If you have ever visited the Basilica of Our Lady of Guadalupe in the northeastern part of Mexico City you will immediately know why the people of that land have been “broken down under unbearable beauty” as the poem says. They are a people in love with the Virgin, and rightly so, because she chose them for God’s special favor. The Virgin Mary, under the title of Our Lady of Guadalupe, appeared in Mexico in five apparitions in December of 1531, just after the people of Mexico were liberated from the tyranny of a pagan government and a satanic religion of human sacrifice. She won them over with love, not force, and captured their hearts, imprinting upon them the love of Christ her Son in a way that has rarely been seen in the history of the world.

“Imprinting” is perhaps the best word to describe Mary’s effect on the people of that land because she left behind an “impression” of herself on a poor Indian’s cloak. The cloak is called a tilma, and you can see the original Tilma with the picture of Mary hanging in the basilica even to this day, as pristine pure and beautiful as the day it was given more than 475 years ago. Have you ever had an experience that struck you so profoundly that you say something like, “This will remain engraved upon my memory forever!” Well, that indeed was the effect of the apparitions of Mary on the Mexican people who remain resolutely Catholic and perhaps even more resolutely lovers of the Virgin Mary since that time. No one knows how the image got on the cloak or remains there except to just admit that it was a miracle of grace! It is not painted or dyed or brushed on the cloak in any way. Only God could have “imprinted” this image in the rough fibers of the cloak, and because it is a work of grace, the Tilma communicates a vitality that continues to change hearts and souls as only Mary can.

It is impossible to describe to you all the miraculous aspects of the Tilma in the short space I have here, but suffice it to say that when you look at that image you see beauty itself. The Tilma breathes the very aroma of a Mother’s love to the people who see it, and as surely as we know our own mothers, the people of that land, rich and poor, recognized a heavenly visitation of the Mother of Christ when they saw her image in their midst.

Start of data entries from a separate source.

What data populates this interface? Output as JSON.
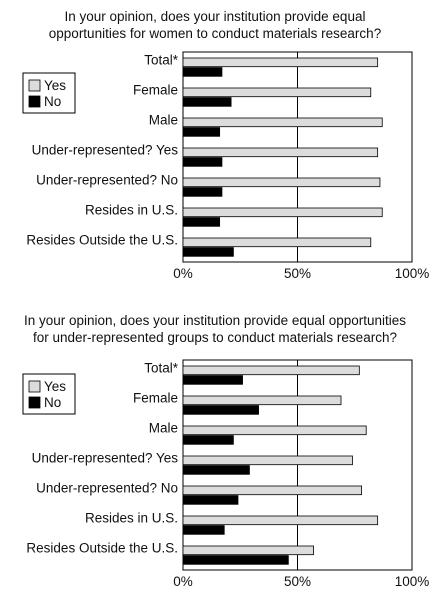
{
  "chart_data": [
    {
      "type": "bar",
      "orientation": "horizontal",
      "title_lines": [
        "In your opinion, does your institution provide equal",
        "opportunities for women to conduct materials research?"
      ],
      "categories": [
        "Total*",
        "Female",
        "Male",
        "Under-represented?  Yes",
        "Under-represented?  No",
        "Resides in U.S.",
        "Resides Outside the U.S."
      ],
      "series": [
        {
          "name": "Yes",
          "color": "#dcdcdc",
          "values": [
            85,
            82,
            87,
            85,
            86,
            87,
            82
          ]
        },
        {
          "name": "No",
          "color": "#000000",
          "values": [
            17,
            21,
            16,
            17,
            17,
            16,
            22
          ]
        }
      ],
      "xlim": [
        0,
        100
      ],
      "xticks": [
        "0%",
        "50%",
        "100%"
      ],
      "gridlines": [
        50
      ],
      "legend": "top-left"
    },
    {
      "type": "bar",
      "orientation": "horizontal",
      "title_lines": [
        "In your opinion, does your institution provide equal opportunities",
        "for under-represented groups to conduct materials research?"
      ],
      "categories": [
        "Total*",
        "Female",
        "Male",
        "Under-represented?  Yes",
        "Under-represented?  No",
        "Resides in U.S.",
        "Resides Outside the U.S."
      ],
      "series": [
        {
          "name": "Yes",
          "color": "#dcdcdc",
          "values": [
            77,
            69,
            80,
            74,
            78,
            85,
            57
          ]
        },
        {
          "name": "No",
          "color": "#000000",
          "values": [
            26,
            33,
            22,
            29,
            24,
            18,
            46
          ]
        }
      ],
      "xlim": [
        0,
        100
      ],
      "xticks": [
        "0%",
        "50%",
        "100%"
      ],
      "gridlines": [
        50
      ],
      "legend": "top-left"
    }
  ]
}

It is evident in their faces and their bearing. They come to the Basilica of Guadalupe with every manner of prayer and petition to bring to God through Our Lady. In the apparition, she said that was her purpose for coming: “I want very much to have a little house built here for me, in which I … will give [my Son] to the people in all my personal love, in my compassion, in my help, in my protection….Here I will hear their weeping, their complaints and heal all their sorrows, hardships and sufferings.”

Of all the sights I have seen at the Basilica, I believe the most touching to see is the young Mexican mothers, many of them indigenous Indians, bringing their newborn children to Mary and holding them up in front of the Tilma to “consecrate” them in a very humble but real way to their Mother who knows all the joys and sorrows of motherhood. You can also see the Mexicans literally walking on their knees from the large plaza into the Basilica in fulfillment of oaths that they made to the Virgin in return for some favor. Words cannot describe how inspiring such a scene is to a Catholic from the US. The sheer simplicity and strength of the faith in those souls reminds us that the Church is not a bureaucracy but rather a pilgrimage, and Our Lady walks with us through “this valley of tears.”

Have you let Mary “imprint” her love upon your soul? Do you have a desperate need to bring to her? Would you approach her symbolically at least on your knees asking her help in some vital matter of life? She is waiting, in all her “unbearable beauty,” to appear to you in some concrete way that will help you and make of you a true disciple, just like she made a whole nation come to Christ when they were in the grip of evil and desperation all around them.


Blessed Mary, wonderful Evangelizer of the Americas and lover of souls, open our hearts and minds to the love of Christ that comes to us through your merciful intercession and lead us from the sins of this world to the promises of eternal life. We ask this through Jesus Christ, your Son, who is Lord and God forever and ever. Amen.

[Excerpted from: Fr. Benedict Groeschel, Jesus and Mary: In Praise of their Glorious Names, Our Sunday Visitor, Inc.: Huntington, Indiana, 2012.]